If CMS says why don’t we dictate that, in healthcare reform, it’s reference-based pricing for all, that would be a scary place to be. Large regional systems with scale will dominate, and the rural marketplace will fail. Can’t we all agree we need healthy rural delivery systems? Would any state be wise to accept a strategy that underfunds a rural hospital to the extent it fails and closes? Most rural hospitals are running close to the edge on profitability, and reducing commercial reimbursement would be the tipping point for their failure. This is happening as we speak in some markets.

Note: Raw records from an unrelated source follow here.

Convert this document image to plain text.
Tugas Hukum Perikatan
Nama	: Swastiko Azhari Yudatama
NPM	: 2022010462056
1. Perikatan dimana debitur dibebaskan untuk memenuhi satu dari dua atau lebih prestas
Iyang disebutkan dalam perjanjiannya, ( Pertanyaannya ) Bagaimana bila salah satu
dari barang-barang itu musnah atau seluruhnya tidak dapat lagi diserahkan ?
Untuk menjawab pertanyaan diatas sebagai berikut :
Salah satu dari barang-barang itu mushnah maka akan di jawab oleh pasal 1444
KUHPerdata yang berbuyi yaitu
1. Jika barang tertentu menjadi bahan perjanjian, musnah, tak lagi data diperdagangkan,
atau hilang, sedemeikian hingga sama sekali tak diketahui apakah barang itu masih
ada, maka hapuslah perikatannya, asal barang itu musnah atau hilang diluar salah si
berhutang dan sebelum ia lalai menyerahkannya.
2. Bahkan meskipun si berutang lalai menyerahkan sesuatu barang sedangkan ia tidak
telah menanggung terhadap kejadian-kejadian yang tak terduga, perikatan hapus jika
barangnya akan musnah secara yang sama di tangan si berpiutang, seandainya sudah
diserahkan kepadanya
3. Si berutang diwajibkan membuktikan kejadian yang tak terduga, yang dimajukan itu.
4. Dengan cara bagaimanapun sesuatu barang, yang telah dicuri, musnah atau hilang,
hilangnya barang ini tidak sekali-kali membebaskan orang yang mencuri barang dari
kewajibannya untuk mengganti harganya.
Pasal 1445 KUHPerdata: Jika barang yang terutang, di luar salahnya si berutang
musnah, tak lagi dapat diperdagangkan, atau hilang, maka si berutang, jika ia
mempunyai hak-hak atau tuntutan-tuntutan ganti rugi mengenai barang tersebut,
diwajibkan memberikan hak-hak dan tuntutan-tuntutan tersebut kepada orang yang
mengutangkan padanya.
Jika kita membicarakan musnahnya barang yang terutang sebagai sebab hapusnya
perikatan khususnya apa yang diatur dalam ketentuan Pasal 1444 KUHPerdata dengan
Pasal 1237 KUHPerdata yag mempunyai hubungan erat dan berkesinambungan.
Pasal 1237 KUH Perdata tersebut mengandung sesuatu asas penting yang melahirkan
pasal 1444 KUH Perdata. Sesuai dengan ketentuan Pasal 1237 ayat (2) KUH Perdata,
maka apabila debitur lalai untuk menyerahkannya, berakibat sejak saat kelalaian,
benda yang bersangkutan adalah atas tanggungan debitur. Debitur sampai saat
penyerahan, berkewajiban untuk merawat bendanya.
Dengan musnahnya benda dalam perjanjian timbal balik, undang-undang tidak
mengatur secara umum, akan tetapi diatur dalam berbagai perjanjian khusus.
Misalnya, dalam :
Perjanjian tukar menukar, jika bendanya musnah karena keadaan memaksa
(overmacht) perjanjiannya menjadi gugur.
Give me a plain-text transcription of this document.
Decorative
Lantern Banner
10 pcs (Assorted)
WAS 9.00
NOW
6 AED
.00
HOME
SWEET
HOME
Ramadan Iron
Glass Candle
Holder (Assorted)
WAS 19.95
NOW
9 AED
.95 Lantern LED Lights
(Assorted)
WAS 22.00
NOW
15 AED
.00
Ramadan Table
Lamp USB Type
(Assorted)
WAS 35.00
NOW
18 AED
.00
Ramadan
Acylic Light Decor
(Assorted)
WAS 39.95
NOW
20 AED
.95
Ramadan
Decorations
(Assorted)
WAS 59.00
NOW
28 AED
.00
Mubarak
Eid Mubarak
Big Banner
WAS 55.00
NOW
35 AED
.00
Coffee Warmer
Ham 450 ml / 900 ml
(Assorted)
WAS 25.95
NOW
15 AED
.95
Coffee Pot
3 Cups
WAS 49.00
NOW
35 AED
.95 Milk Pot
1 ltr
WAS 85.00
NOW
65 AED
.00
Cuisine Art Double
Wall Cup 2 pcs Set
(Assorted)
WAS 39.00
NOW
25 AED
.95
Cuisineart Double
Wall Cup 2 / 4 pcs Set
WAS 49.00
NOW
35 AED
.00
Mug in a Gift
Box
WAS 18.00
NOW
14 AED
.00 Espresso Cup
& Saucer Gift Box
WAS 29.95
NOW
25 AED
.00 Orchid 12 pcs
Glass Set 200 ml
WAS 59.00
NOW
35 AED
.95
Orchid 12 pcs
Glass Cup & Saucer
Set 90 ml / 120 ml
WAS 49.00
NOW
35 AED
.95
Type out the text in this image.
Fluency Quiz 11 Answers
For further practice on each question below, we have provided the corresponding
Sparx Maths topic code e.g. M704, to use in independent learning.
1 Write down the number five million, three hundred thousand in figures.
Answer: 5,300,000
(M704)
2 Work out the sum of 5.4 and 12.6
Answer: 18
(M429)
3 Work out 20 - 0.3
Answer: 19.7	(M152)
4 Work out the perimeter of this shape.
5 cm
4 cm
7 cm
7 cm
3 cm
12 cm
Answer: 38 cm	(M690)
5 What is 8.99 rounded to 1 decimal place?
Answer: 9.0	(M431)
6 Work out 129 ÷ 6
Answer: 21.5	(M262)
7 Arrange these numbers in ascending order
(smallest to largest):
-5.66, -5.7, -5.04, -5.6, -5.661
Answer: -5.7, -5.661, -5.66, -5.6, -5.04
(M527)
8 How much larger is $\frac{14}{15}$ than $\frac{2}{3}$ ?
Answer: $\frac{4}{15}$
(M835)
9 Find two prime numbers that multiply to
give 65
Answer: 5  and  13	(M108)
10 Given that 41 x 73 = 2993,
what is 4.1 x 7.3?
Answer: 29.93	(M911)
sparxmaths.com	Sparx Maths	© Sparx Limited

What I would love to see is federal oversight on allowing communities to have more freedom to do what they need to do to improve the health of their population. In Oregon, we have experienced the success of community health delivery with Coordinated Care Organizations (CCOs). They are legislated systems to deliver for Medicaid populations, and they have managed the hardest populations by doing the right thing and being creative with funding.
Now if you bring a reference-based pricing model into a metro area, that’s where you end up with most of the drama…because there are a lot more options and a lot more variations in price. Providers will say, “You came in and received service from me. I need to charge you what my normal rate is, and you’re telling me that you’re not going to pay the difference between what your insurance company is paying and what I want to earn for this procedure?” And your answer to your doctor (who you love), is, “Yeah, I’m not paying it, and, if you push me on this one, talk to my attorney.”
When a marketplace hasn’t achieved enough volume in reference-based pricing, drama ensues, and the HR leader and the senior executives of that employer better be ready for the public relations work ahead. If you start to put the member in between the doctor, the health plan and the lawyers, you’re going to pay a deep price in terms of culture and relationship with your employees. And if you’re not really ready for that, brokers will get fired, and employers will move back to a non-reference-based pricing model. There are stories like that out there.
I think reference-based pricing doesn’t become a usable language for us with our customers until a lot of people go before us and end up taking the pain. There’s going to have to be some people who really get their noses bloodied, and there’s going to be brokers that get fired and there’s going to have to be some drama in the marketplace before all of a sudden it’s the rule of the day.
In the end, reference-based pricing is the village that we must walk through to the destination of improving the health of the member. It’s not the destination. It’s just a point along the way.